Dalam hal ini tidak ada yang perlu disalahkan atau menyalahkan. Karena memang tidak ada yang salah. Tujuan pertama didirikannya lalin adalah meminimalis kemacetan, kecelakaan, dan keribetan dalam berkendara. Di dini hari, pemakai jalan  bisa dikata sangat minim, sehingga tanpa adanya lalu lintas pun kemungkinan terjadinya kecelakaan atau kemacetan sangatlah sedikit bahkan tidak ada. Main core dari adanya lalin tak bukan adalah untuk menghindari kemacetan dan kecelakaan. Dengan demikian, ketika inti dari sebuah tujuan sudah tercapai, cukup sudah, hukum lalin hanya sekedar hukum, untuk mematuhinya pun saru jika diwajibkan. Tidak ada masalah ketika tidak ada hukuman dari polisi untuk yang bersangkutan.
          Ini tidak berbeda jauh dengan hukum islam. Berangkat dari analogi di atas, akan lebih indah jika Islam dijalankan seperti itu. Penekanan yang baik seharusnya pada inti tujuan ajarannya bukan metode atau peraturan-peraturannya yang selalu mengikat.

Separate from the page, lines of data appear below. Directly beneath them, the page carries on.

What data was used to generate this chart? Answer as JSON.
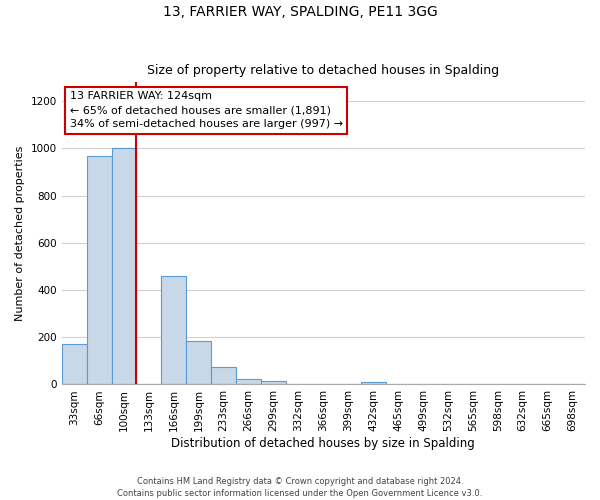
{
  "title": "13, FARRIER WAY, SPALDING, PE11 3GG",
  "subtitle": "Size of property relative to detached houses in Spalding",
  "xlabel": "Distribution of detached houses by size in Spalding",
  "ylabel": "Number of detached properties",
  "categories": [
    "33sqm",
    "66sqm",
    "100sqm",
    "133sqm",
    "166sqm",
    "199sqm",
    "233sqm",
    "266sqm",
    "299sqm",
    "332sqm",
    "366sqm",
    "399sqm",
    "432sqm",
    "465sqm",
    "499sqm",
    "532sqm",
    "565sqm",
    "598sqm",
    "632sqm",
    "665sqm",
    "698sqm"
  ],
  "values": [
    170,
    970,
    1000,
    0,
    460,
    185,
    75,
    25,
    15,
    0,
    0,
    0,
    10,
    0,
    0,
    0,
    0,
    0,
    0,
    0,
    0
  ],
  "bar_color": "#c8d8e8",
  "bar_edge_color": "#5b9bd5",
  "property_line_x": 2.5,
  "property_line_color": "#cc0000",
  "annotation_line1": "13 FARRIER WAY: 124sqm",
  "annotation_line2": "← 65% of detached houses are smaller (1,891)",
  "annotation_line3": "34% of semi-detached houses are larger (997) →",
  "annotation_box_color": "#ffffff",
  "annotation_box_edge_color": "#cc0000",
  "ylim": [
    0,
    1280
  ],
  "yticks": [
    0,
    200,
    400,
    600,
    800,
    1000,
    1200
  ],
  "footer_line1": "Contains HM Land Registry data © Crown copyright and database right 2024.",
  "footer_line2": "Contains public sector information licensed under the Open Government Licence v3.0.",
  "bg_color": "#ffffff",
  "grid_color": "#d0d0d0",
  "title_fontsize": 10,
  "subtitle_fontsize": 9,
  "xlabel_fontsize": 8.5,
  "ylabel_fontsize": 8,
  "tick_fontsize": 7.5,
  "annotation_fontsize": 8,
  "footer_fontsize": 6
}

Sehingga, ketika kita sembahyang, yang perlu kita prioritaskan adalah bagaimana kita bisa tenang dan nyaman di dalamnya, tidak pada pakaian apa yang layak kita pakai. Begitu juga memelihara anjing. Ketika dalam memelihara anjing kita bisa menjaga dari jilatan dan gigitannya, tidaklah masalah. Alasan pertama tidak dianjurkannya memelihara anjing adalah agar kita bersih dari sumber najis itu. Dan jika kita sudah bisa menjaga dari semua alasan itu, apa yang perlu dipermasalahkan. Saya kira itu.
Hal tersebut sama dengan konsep Islam Historis. Hanya dengan pendekatan inilah islam bisa benar-benar rahmatan lil alamin. Meminjam istilahnya Bapak Amin Abdullah, eks rektor UIN SUKA: Islam hanyalah sebatas ajaran abad enam masehi yang hanya untuk kehidupan saat itu jika tidak dibarengi dengan pendekatan secara historis. Menilai islam tidak harus kaku dan sesuai dengan peraturan-peraturan yang klasik. Pembaruan peraturan perlu diadakan dengan tetap pada koridor teks islam: Quran dan Sunnah.
Dalam wilayah lain, di penghujung hari ini, perhatian saya tersita dengan salah satu perempatan jalan menuju mato. Perempatan itu tidak berambu. Tetapi pemakai jalan sore tadi sangat ramai, melebihi kapasitas keramaian yang biasanya terlihat pada bangjo lainnya di Jogjakarta. Melihat fenomena ini, hipotesis saya menyimpulkan—rambu-rambu lalu lintas, terpakai atau tidak, masihlah sangat perlu—dan inilah potret nyatanya. Semua pemakai jalan terbingungkan akan keadaan itu. Kemacetan luar biasa pecah di sepanjang jalan mataram. Tidak akan ada titik temu selama belum ada intervensi dari beberapa oknum yang mau mengaturnya. Hukum islam, peraturan-peraturannya, dan sebagainya, bagaimanapun juga masih sangat diperlukan. Pendekatan normatif, sepertinya harga mati dalam hal ini.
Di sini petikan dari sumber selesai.